MATH-PT: A Math Reasoning Benchmark for European and Brazilian Portuguese
Researchers reveal frontier models struggle with open-ended math in Portuguese...
A collaborative team of researchers from Portugal and Brazil has released MATH-PT, a novel benchmark dataset comprising 1,729 mathematical problems written in both European and Brazilian Portuguese. The dataset is curated from high-quality native sources, including mathematical Olympiads, competitions, and exams from Portugal and Brazil, addressing a significant linguistic bias in existing math reasoning evaluations that are predominantly in English or merely translated from English.
In comprehensive benchmarking of current state-of-the-art LLMs, the study found that frontier reasoning models achieve strong performance on multiple-choice questions compared to open-weight models. However, their performance notably decreases for questions that include figures or are open-ended, highlighting a critical limitation in current AI reasoning capabilities for non-English contexts. The dataset and model outputs are publicly released to foster future research.
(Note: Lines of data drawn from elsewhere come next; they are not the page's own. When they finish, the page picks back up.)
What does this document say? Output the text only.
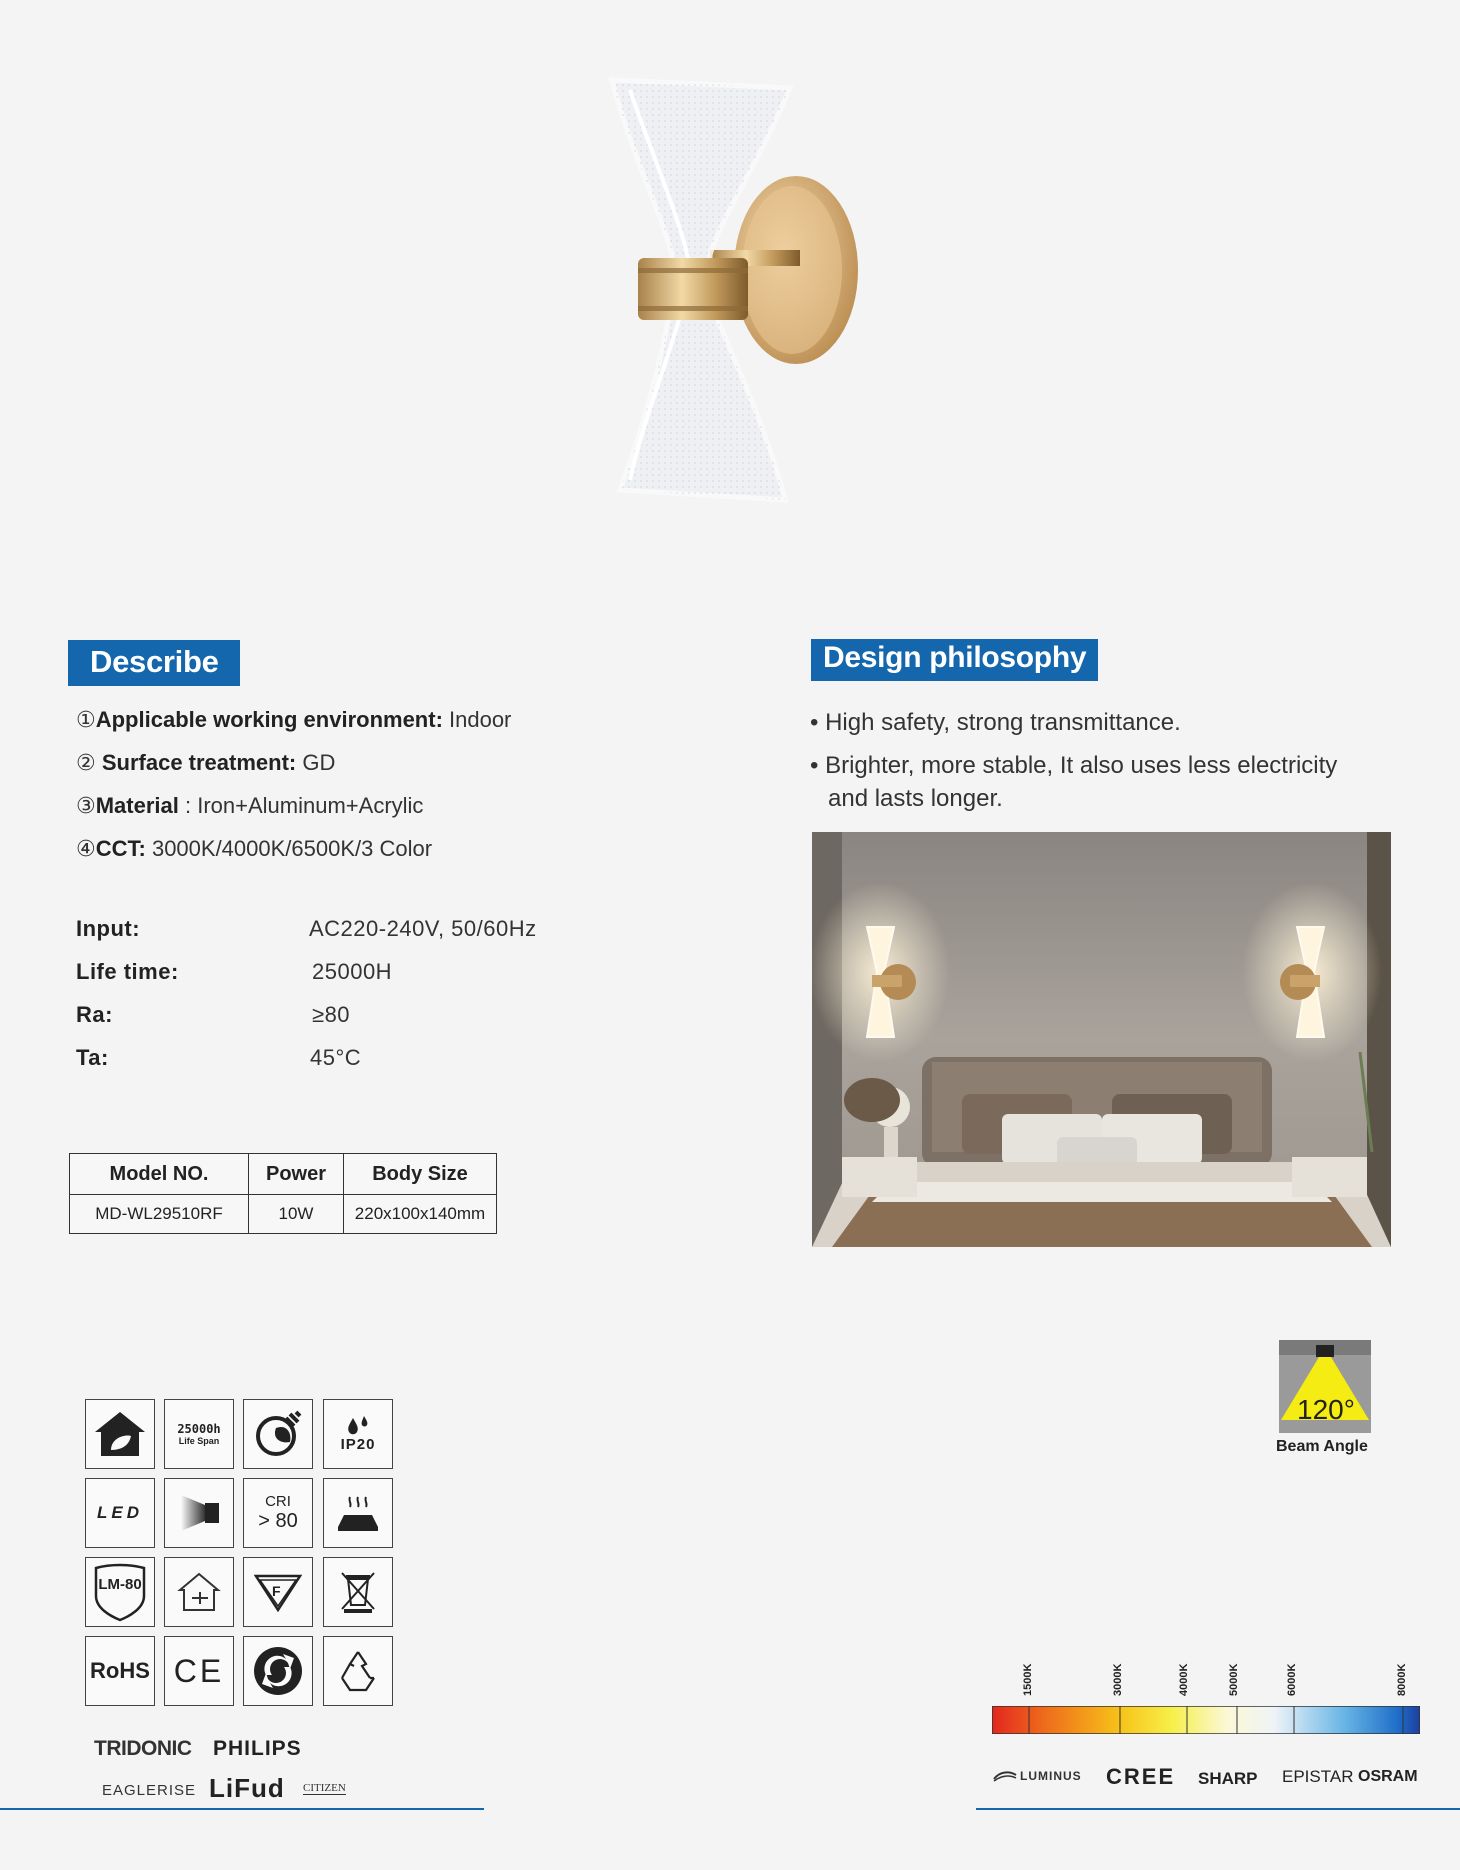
Describe
①Applicable working environment: Indoor
② Surface treatment: GD
③Material : Iron+Aluminum+Acrylic
④CCT: 3000K/4000K/6500K/3 Color
Input:	AC220-240V, 50/60Hz
Life time:	25000H
Ra:	≥80
Ta:	45°C
Model NO.	Power	Body Size
MD-WL29510RF	10W	220x100x140mm
Design philosophy
• High safety, strong transmittance.
• Brighter, more stable, It also uses less electricity
and lasts longer.
120°
Beam Angle
25000h
Life Span	IP20
LED
CRI
> 80
LM-80	F
RoHS CE
TRIDONIC PHILIPS
EAGLERISE LiFud CITIZEN
1500K	3000K	4000K	5000K	6000K	8000K
LUMINUS CREE SHARP EPISTAR OSRAM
- MATH-PT includes 1,729 math problems sourced from native Portuguese Olympiads and exams in Portugal and Brazil
- Frontier reasoning models outperform open-weight models on multiple-choice but struggle with open-ended and figure-based questions
- Dataset and model outputs are open access, accepted at PROPOR 2026 conference
Why It Matters
Highlights AI's linguistic bias and need for diverse, non-English benchmarks to improve global reasoning capabilities.